The amount of IVF treatment has risen by 105 per cent in 10 years, and there seems to be a growing belief that babies can be tailor-made to order as long as you have the money. Too busy? Have your eggs frozen. Time, ageing, infertility, these can all be manipulated. People go into debt for years to pay for treatments, and private clinics are making millions, and as yet only a tiny number of couples get treatment on the National Health Service - a scandal, really.

I now have a thick file of interview notes with IVF clients, many of whom say that they feel badly let down. One mother who contacted me said that she travelled to Spain for treatment after trying the famous private clinics because she felt that what we have in this country are assembly lines with hardly any help to cope with the emotional fallout. Blissfully happy parents were as often critical of the system as were those nursing broken dreams. They were scathing about the commercialisation, ruthless speed, motives and lack of care during and after procedures.

Failure rates for IVF are still high - only one in four conceives. Those who go through physical trauma (the process is invasive and physically destabilising for the woman) only to end up with no babies... you can imagine the psychological damage that such a process can inflict on the patient. However, multiple births, or "selective abortions" to prevent the birth of quads or triplets, bring other internal traumas, but they represent an issue that IVF clinics often can't be bothered with.

In the US, the number of twins and triplets born to women in their forties has shot up, a development that is bringing real health risks to the mothers and to their children. The most shocking development, though, concerns poorer women who agree to hand over their eggs after one or even two stimulated cycles in exchange for reduced-cost treatment. If they then can't subsequently conceive, they have done their job - enabling the clinics to process some other woman. Until recently the HFEA did not even know that this was going on.

The intimate relations between couples can suffer too, according to Joan Raphael-Leff, a psychoanalyst. When "normal" sex has been on hold, there are psychosexual problems that can arise. If both partners don't share the same degree of longing for a child, their relationship can fall apart when the baby is born.

Then there is the science itself. Suzi Leather, the chairwoman of the HFEA, told me that in the US and in this country there is a concern that with some techniques commonly used for IVF (where the sperm is injected into the egg, for example), the DNA may be altered and some of the children may be found to have chromosomal abnormalities.

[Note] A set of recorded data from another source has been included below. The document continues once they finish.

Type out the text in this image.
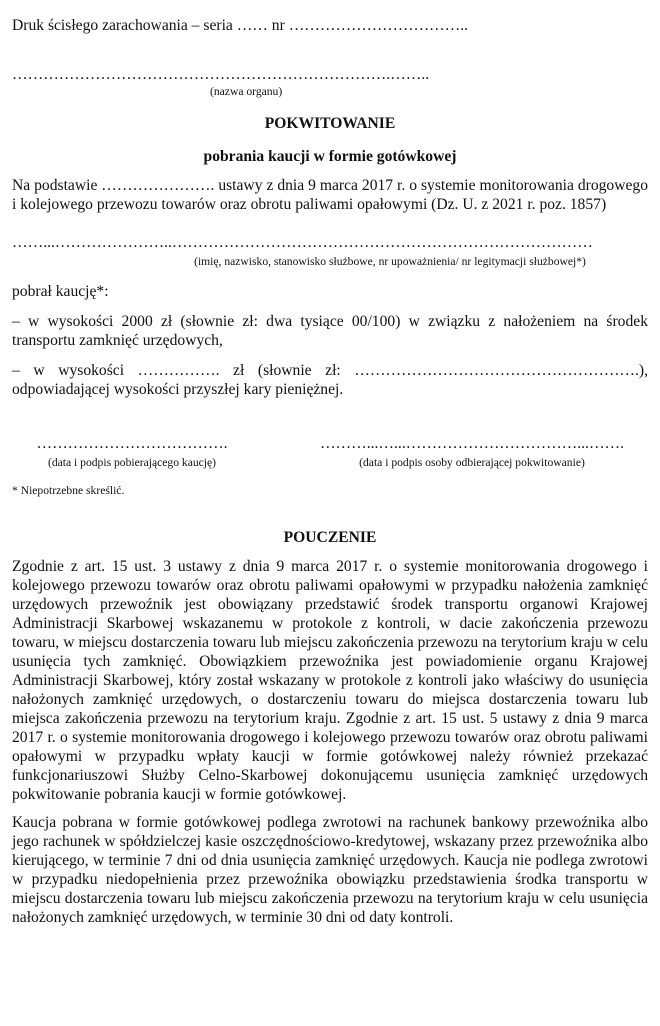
Druk ścisłego zarachowania – seria …… nr ……………………………..
……………………………………………………………….……..
(nazwa organu)
POKWITOWANIE
pobrania kaucji w formie gotówkowej

Na podstawie …………………. ustawy z dnia 9 marca 2017 r. o systemie monitorowania drogowego i kolejowego przewozu towarów oraz obrotu paliwami opałowymi (Dz. U. z 2021 r. poz. 1857)

……...…………………..………………………………………………………………………
(imię, nazwisko, stanowisko służbowe, nr upoważnienia/ nr legitymacji służbowej*)

pobrał kaucję*:

– w wysokości 2000 zł (słownie zł: dwa tysiące 00/100) w związku z nałożeniem na środek transportu zamknięć urzędowych,

– w wysokości ……………. zł (słownie zł: ……………………………………………….), odpowiadającej wysokości przyszłej kary pieniężnej.

……………………………….
(data i podpis pobierającego kaucję)
………...…...……………………………...…….
(data i podpis osoby odbierającej pokwitowanie)
* Niepotrzebne skreślić.
POUCZENIE

Zgodnie z art. 15 ust. 3 ustawy z dnia 9 marca 2017 r. o systemie monitorowania drogowego i kolejowego przewozu towarów oraz obrotu paliwami opałowymi w przypadku nałożenia zamknięć urzędowych przewoźnik jest obowiązany przedstawić środek transportu organowi Krajowej Administracji Skarbowej wskazanemu w protokole z kontroli, w dacie zakończenia przewozu towaru, w miejscu dostarczenia towaru lub miejscu zakończenia przewozu na terytorium kraju w celu usunięcia tych zamknięć. Obowiązkiem przewoźnika jest powiadomienie organu Krajowej Administracji Skarbowej, który został wskazany w protokole z kontroli jako właściwy do usunięcia nałożonych zamknięć urzędowych, o dostarczeniu towaru do miejsca dostarczenia towaru lub miejsca zakończenia przewozu na terytorium kraju. Zgodnie z art. 15 ust. 5 ustawy z dnia 9 marca 2017 r. o systemie monitorowania drogowego i kolejowego przewozu towarów oraz obrotu paliwami opałowymi w przypadku wpłaty kaucji w formie gotówkowej należy również przekazać funkcjonariuszowi Służby Celno-Skarbowej dokonującemu usunięcia zamknięć urzędowych pokwitowanie pobrania kaucji w formie gotówkowej.

Kaucja pobrana w formie gotówkowej podlega zwrotowi na rachunek bankowy przewoźnika albo jego rachunek w spółdzielczej kasie oszczędnościowo-kredytowej, wskazany przez przewoźnika albo kierującego, w terminie 7 dni od dnia usunięcia zamknięć urzędowych. Kaucja nie podlega zwrotowi w przypadku niedopełnienia przez przewoźnika obowiązku przedstawienia środka transportu w miejscu dostarczenia towaru lub miejscu zakończenia przewozu na terytorium kraju w celu usunięcia nałożonych zamknięć urzędowych, w terminie 30 dni od daty kontroli.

In New York, a doctor is currently mixing two eggs, that of an older woman and a younger woman, with the aim of "improving" the genetic material. Meanwhile, research is starting to emerge showing that Leather and others may be right to worry about the disabilities that we may yet find in many of the apparent success stories that are pinned on every wall of every clinic in the country.

Yet some feel that there is already too much regulation and too much wimpy dwelling on ethics. They are wrong. Science and money, the furious and impatient twin drivers of IVF, will only be stopped and the practitioners of IVF persuaded to go more carefully if ethics intervenes and if there is a bolder regulator who is not afraid to take them on. Nobody has a right to a family whatever the cost. We are lucky that we can try when the odds are stacked against us, but in the end we must take care that we do not ruin more lives than are made in the name of progress.